Ces dernières semaines, l’hallali a sonné contre le régime de Nicolas Maduro avec la prise de pouvoir de Juan Guaido, président de l’Assemblée nationale et qui s’est proclamé président du pays.  Un titre reconnu immédiatement par les Etats-Unis suivis par une cinquantaine d’Etats dans le monde, alors que ce même Juan Guaido n’a pas suivi la voie légale à savoir celle de élections pour obtenir la présidence.

De rumeurs de guerre contre Nicolas Maduro, venant notamment de Colombie avec l’aide du Brésil (deux Etats anti-démocratiques et entièrement inféodés aux intérêts étatsuniens) circulent avec intensité ces derniers jours.

 Bernie Sanders, sénateur du Vermont et figure de la gauche américaine, rappelle, lui que « Les États-Unis ont une longue histoire d'intervention inappropriée en Amérique latine, nous ne devons pas reprendre cette voie ». Il plaide pour « l'autodétermination » des Vénézuéliens.

L’Europe, par la voix de sa haute représentante Federica Mogherini, a établi une position claire : « Nous avons exclu de manière catégorique tout soutien de l’Union européenne ou toute acceptation à l’égard d’une escalade militaire au Venezuela ».

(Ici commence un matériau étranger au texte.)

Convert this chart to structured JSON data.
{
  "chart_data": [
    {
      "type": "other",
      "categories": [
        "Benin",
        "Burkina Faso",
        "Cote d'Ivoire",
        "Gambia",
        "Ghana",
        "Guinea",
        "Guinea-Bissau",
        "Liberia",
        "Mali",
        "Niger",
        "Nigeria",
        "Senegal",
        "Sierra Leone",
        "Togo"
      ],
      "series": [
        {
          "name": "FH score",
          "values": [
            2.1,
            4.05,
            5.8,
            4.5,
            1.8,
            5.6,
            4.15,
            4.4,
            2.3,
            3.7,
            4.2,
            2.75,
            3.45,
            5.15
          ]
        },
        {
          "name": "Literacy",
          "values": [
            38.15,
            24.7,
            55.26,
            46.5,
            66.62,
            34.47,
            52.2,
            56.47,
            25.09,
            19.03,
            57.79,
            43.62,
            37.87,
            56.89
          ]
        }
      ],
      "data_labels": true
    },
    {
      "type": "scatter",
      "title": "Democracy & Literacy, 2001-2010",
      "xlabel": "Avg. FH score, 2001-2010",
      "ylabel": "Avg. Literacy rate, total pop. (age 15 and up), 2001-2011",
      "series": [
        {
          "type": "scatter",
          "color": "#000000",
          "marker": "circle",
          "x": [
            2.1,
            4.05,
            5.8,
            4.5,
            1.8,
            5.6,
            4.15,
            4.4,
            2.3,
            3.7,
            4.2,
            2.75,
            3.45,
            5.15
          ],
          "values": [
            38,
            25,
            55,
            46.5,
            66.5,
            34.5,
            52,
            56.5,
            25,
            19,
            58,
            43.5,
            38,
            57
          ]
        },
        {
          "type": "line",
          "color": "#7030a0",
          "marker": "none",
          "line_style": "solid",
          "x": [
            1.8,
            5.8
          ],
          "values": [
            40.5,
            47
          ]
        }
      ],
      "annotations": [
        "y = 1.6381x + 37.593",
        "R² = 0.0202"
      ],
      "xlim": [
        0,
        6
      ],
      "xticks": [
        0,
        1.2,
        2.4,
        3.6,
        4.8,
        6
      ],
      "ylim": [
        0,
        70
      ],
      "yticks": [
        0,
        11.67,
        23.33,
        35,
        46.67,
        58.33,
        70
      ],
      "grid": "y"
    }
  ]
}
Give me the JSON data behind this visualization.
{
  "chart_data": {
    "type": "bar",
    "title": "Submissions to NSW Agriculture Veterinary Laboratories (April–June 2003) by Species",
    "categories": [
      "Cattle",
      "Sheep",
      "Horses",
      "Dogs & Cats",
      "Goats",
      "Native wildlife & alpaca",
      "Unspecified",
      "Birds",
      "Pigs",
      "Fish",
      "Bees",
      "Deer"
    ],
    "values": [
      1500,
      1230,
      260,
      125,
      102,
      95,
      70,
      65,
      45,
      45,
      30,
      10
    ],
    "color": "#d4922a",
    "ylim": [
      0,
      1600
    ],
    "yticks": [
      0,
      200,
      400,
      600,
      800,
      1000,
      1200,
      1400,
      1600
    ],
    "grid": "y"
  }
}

Le sort de ce pays est entre les mains du conseiller du président Trump John Bolton qui semble privilégier la manière forte en partant de la Colombie…

 En Belgique, de nombreux démocrates et pacifistes se lèvent pour réclamer une solution pacifique à ce conflit. Voir, ci-dessous, le texte de cet appel lancé à l’initiative de Paul-Emile Dupret, juriste, membre du Collectif Venezuela 13 Avril et du Comité pour les droits humains "Daniel Gillard". On espère que cette voix sera entendue au niveau européen.

https://fr.wikipedia.org/wiki/Henry_Kissinger

https://www.mediapart.fr/journal/international/270219/venezuela-bruits-de-bottes-la-maison-blanche?page_article=2

https://www.20minutes.fr/monde/2459607-20190225-crise-venezuela-union-europeenne-demande-eviter-toute-intervention-militaire

VENEZUELA : EMPECHONS D’URGENCE LA NOUVELLE GUERRE ANNONCEE !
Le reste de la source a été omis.